Our Week in Reviews: 5/30/26
- May 30, 2026
A recap of the books we’ve spotlighted in the past few days.
The Family Man: Blood and Betrayal in the House of Murdaugh by James Lasdun (W.W. Norton & Company). Reviewed by Diane Kiesel. “Often, when a writer can’t get out of his own way and injects himself into the narrative, it’s to the detriment of the story. Not so here. The English-born Lasdun, a stranger to the American South, takes readers on his journey through the Low Country. Initially unsure Murdaugh was guilty, Lasdun’s painstaking reporting slowly convinces the author — and us — that the jury got it right.
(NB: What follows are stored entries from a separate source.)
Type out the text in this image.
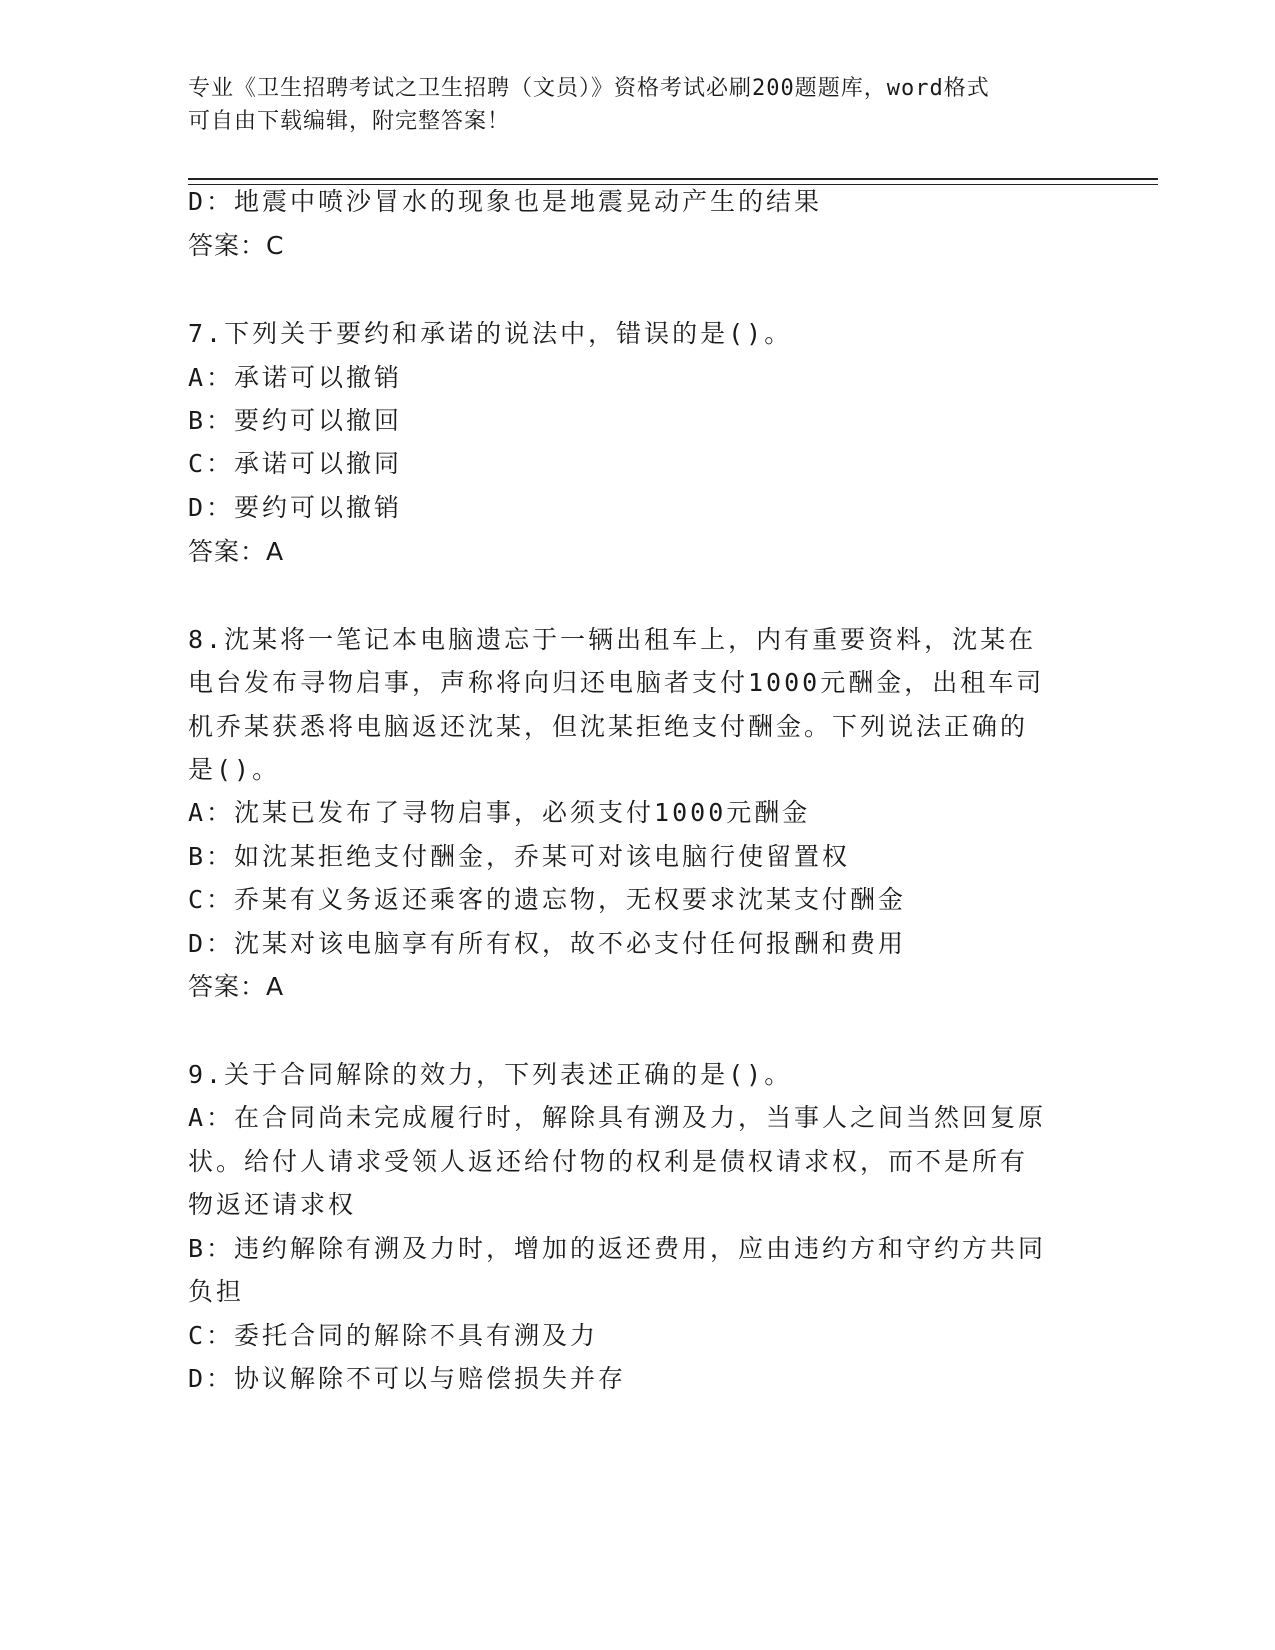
专业《卫生招聘考试之卫生招聘（文员）》资格考试必刷200题题库，word格式
可自由下载编辑，附完整答案！
D：地震中喷沙冒水的现象也是地震晃动产生的结果
答案：C
7.下列关于要约和承诺的说法中，错误的是()。
A：承诺可以撤销
B：要约可以撤回
C：承诺可以撤同
D：要约可以撤销
答案：A
8.沈某将一笔记本电脑遗忘于一辆出租车上，内有重要资料，沈某在
电台发布寻物启事，声称将向归还电脑者支付1000元酬金，出租车司
机乔某获悉将电脑返还沈某，但沈某拒绝支付酬金。下列说法正确的
是()。
A：沈某已发布了寻物启事，必须支付1000元酬金
B：如沈某拒绝支付酬金，乔某可对该电脑行使留置权
C：乔某有义务返还乘客的遗忘物，无权要求沈某支付酬金
D：沈某对该电脑享有所有权，故不必支付任何报酬和费用
答案：A
9.关于合同解除的效力，下列表述正确的是()。
A：在合同尚未完成履行时，解除具有溯及力，当事人之间当然回复原
状。给付人请求受领人返还给付物的权利是债权请求权，而不是所有
物返还请求权
B：违约解除有溯及力时，增加的返还费用，应由违约方和守约方共同
负担
C：委托合同的解除不具有溯及力
D：协议解除不可以与赔偿损失并存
The Murdaugh saga, which riveted the true-crime world, is a tragedy of Shakespearian proportions. Thus, The Family Man is a huge step above standard ‘Dateline,’ ‘48 Hours,’ or ‘20/20’ television fare (i.e., the wife is dead, the husband did it, change the channel).”
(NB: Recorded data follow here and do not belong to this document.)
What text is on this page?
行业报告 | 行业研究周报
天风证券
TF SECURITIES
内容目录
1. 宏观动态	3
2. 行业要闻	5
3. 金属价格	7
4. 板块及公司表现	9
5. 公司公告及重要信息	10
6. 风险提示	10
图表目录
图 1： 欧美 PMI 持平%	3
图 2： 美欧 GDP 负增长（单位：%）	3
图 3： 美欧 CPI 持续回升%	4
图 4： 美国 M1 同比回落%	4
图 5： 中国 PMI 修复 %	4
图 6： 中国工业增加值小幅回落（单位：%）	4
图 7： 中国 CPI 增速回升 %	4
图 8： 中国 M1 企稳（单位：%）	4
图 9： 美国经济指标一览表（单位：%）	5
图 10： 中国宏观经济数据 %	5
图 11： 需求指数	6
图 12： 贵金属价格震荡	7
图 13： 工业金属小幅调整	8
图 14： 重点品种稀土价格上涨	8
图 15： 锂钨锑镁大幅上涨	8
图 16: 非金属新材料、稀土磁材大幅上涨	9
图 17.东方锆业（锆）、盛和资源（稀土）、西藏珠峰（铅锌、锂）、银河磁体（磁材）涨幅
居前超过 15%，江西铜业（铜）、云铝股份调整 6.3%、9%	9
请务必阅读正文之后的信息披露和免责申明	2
Inheritance: A Novel by Jane Park (Pegasus Books). Reviewed by Nicole Yurcaba. “The novel offers a unique heroine: Anne represents a new generation of Korean-Canadians balancing two cultures and navigating 21st-century social pressures while attempting to honor their heritage. As a woman who’s struggled with her identity since childhood, Anne suddenly has an opportunity to gain true insight into a past about which her parents never spoke. When she finds a trove of her father’s old letters — which she must have professionally translated because she doesn’t know sufficient Korean — the discovery serves as a turning point in her life.”
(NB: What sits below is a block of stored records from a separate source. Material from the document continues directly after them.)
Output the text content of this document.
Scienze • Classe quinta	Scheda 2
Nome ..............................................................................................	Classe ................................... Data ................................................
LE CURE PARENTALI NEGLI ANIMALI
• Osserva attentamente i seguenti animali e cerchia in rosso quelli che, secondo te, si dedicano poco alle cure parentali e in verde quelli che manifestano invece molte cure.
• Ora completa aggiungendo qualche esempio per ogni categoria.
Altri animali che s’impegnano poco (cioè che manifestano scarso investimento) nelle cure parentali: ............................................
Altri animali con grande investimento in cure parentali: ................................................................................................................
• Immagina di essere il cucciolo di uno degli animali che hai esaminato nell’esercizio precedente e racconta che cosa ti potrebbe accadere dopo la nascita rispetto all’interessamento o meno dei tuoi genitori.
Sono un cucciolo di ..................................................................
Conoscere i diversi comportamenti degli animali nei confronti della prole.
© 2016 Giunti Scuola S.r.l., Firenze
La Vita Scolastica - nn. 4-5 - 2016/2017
Israel: What Went Wrong? by Omer Bartov (Farrar, Straus and Giroux). Reviewed by Paul D. Pearlstein. “The author further points out that Israel doesn’t have a written constitution or bill of rights, but that the nation’s leadership — all the way back to its founding — has declared its support for equality for all. Still, the sentiment seems more an appeal to the world stage than an accurate reflection of national will. Israeli leadership apparently doesn’t want equal rights for Palestinians, nor do Palestinians want them for Israelis. A ‘two-state solution’ is a convenient catchphrase for an unacceptable and unsupportable political-legal fiction.”
Ten Clear Days by Eric Beck Rubin (Turtle Point Press). Reviewed by Clifford Garstang. “Mary makes it clear from the outset that she wants to die. She is 83 years old and, we learn, survived the Holocaust as a child. Her daughters disagree as to whether her wishes should be followed — she has a Do Not Resuscitate order in place — but the real question is what the hospital is required to do to comply with Canada’s Medical Aid in Dying law. The hospital is represented by a doctor who explains to Mary and the family the procedure it must follow, designed to ensure that the patient is competent by repeating her wish to die over a period of ‘ten clear days.’”
Tiodora’s Letters: An Enslaved Woman’s Fight for Family and Freedom by Marcelo D’Salete; translated by Andrea Rosenberg (Fantagraphics Books). Reviewed by William Schwartz. “In English, writing about slavery tends to focus on the peculiar institution in the Unites States. However, with its translation of Tiodora’s Letters, Fantagraphics Books seeks to do broader justice to the subject by delving into a Brazilian slavery narrative. Author Marcelo D’Salete is Brazilian himself, and this translation from the Portuguese of his award-winning 2022 graphic novel is an exceptional synthesis of grim charcoal drawing with the historical record, dramatizing the 19th-century world where the elderly slave Tiadora tried and failed to correspond with her loved ones.”